Starbucks will leave Russia after 15 years, closing 130 licensed cafes

After 15 years in business in Russia, Starbucks will exit the market, joining companies like McDonald’s, Exxon Mobil and British American Tobacco in pulling out of the country altogether.

The coffee giant announced on Monday that it will no longer have a brand presence in Russia. Starbucks has 130 locations nationwide, which account for less than 1% of the company’s annual revenue. These are all licensed locations, so the Seattle-based company itself does not operate them.

Starbucks said it would pay its nearly 2,000 Russian workers for six months and help them transition to new opportunities outside the coffee chain.

A woman drinks coffee from a Starbucks in a shopping center in Khimki, outside Moscow.

Alexander Natruskin | Russia

Consumers and investors have pressured Western companies like Starbucks to sever ties with Russia to oppose the Kremlin’s war with Ukraine, but licensing deals are taking time to unravel.
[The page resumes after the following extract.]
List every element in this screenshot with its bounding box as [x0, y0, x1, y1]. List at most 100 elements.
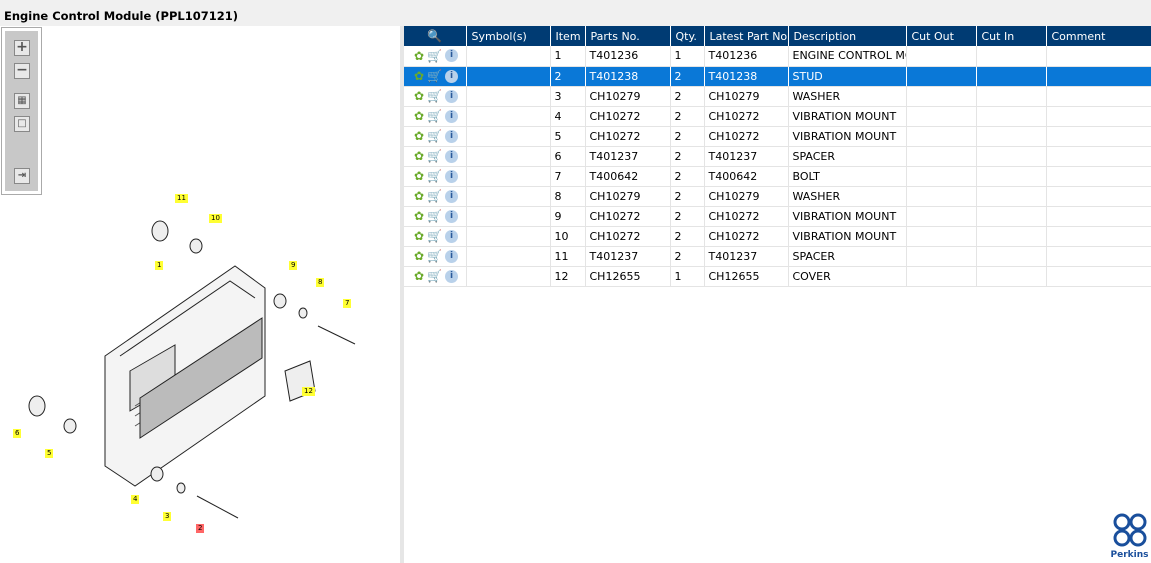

Starbucks has suspended all business with the country since March 8. The pause included shipments of all Starbucks products and the temporary closure of cafes.

In its latest quarterly results released in early May, the company did not disclose the financial impact of the suspension of business operations. Former CEO Kevin Johnson had pledged to donate royalties from the Russian company to humanitarian causes.

But it was surely a lesser financial blow than that dealt to McDonald’s, which has been in Russia for more than 30 years.

The fast-food giant said the suspension of its large Russian and Ukrainian operations cost it $127 million in the first quarter. The two markets accounted for 9% of its revenue in 2021. The company had about 850 restaurants in Russia, most of which were company-operated instead of licensees.

On Thursday, McDonald’s said it would sell those locations for an undisclosed amount to a Siberian franchisee, which will operate them under a new brand.